The same is true of the lyrical content. There is nothing pretentious going on here, as the stories told in each song are to be taken entirely literally. They are stories of girls and nights out, for the most part, that most of us have experience too. These are day-to-day, everyman lyrics, that are not trying to be different or poetic in the slightest. In some ways, this feels raw and truthful, and can be a welcome break from the elaborate imagery and overwrought lyrics. I like the specific place references, such as ‘Glasgow’ (particularly since I’m a Scot) and ‘Heathrow’, which give the songs a setting and a grounding. But in trying to stay grounded and simple, and avoid pretentiousness, they are verging on boring. For me, music and songwriting is an art form, and a place in which we are allowed to be poetic and creative and imaginative, all things that these lyrics are lacking. You don’t have to make them entirely obscure and complex – but exploring some deeper themes would be nice! Music should tap into emotions that we perhaps find difficult to express ourselves, but these tracks lack a lot of emotional depth.

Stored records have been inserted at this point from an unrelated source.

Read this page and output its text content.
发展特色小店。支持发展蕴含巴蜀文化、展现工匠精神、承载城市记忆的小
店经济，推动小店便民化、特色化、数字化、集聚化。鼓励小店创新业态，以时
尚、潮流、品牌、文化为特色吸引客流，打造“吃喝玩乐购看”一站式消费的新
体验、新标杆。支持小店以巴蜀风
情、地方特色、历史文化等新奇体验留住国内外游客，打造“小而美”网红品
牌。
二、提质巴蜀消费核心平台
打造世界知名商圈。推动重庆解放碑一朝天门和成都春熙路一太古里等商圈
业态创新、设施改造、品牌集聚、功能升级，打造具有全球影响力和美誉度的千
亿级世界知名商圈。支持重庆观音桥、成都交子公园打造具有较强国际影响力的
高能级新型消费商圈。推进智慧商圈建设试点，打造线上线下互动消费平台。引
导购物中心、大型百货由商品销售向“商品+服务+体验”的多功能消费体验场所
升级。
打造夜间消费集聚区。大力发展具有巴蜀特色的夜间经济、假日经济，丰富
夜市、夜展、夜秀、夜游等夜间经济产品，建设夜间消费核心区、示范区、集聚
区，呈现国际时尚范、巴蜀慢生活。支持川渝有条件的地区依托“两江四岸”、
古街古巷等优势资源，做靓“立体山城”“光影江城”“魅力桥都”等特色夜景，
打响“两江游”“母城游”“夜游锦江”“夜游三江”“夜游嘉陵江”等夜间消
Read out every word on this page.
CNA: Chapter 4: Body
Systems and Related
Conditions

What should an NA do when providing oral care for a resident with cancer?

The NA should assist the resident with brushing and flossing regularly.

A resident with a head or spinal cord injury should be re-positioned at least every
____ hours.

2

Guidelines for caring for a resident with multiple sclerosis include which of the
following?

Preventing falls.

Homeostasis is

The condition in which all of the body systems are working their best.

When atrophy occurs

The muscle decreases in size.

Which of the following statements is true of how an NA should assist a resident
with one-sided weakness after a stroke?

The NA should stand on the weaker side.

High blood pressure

Don’t get me wrong – I like the record, I really do. It’s fun and easy, a little bit rough and ready, and I’m sure it will be a big hit at live shows and festivals. But the band are so set on being a normal, everyday sort of band, that they are losing a sense of individuality, of creativity, and of emotional depth, which are some of the cornerstones of good music, and especially music I will relate to. ‘Glasgow’ is quiet and simple, and ‘Oxygen’ is fun and catchy, but neither of these tracks, nor any other, are real standouts on the album – it all sounds a bit same-y. Where this straightforward indie rock style and lack of pretentiousness worked so well on The Balcony, to repeat it so closely on The Ride, feels stale and a little bit lazy. I’ll continue to listen to the record, and to enjoy it, but I would definitely like to see more progress and depth if a third album comes along.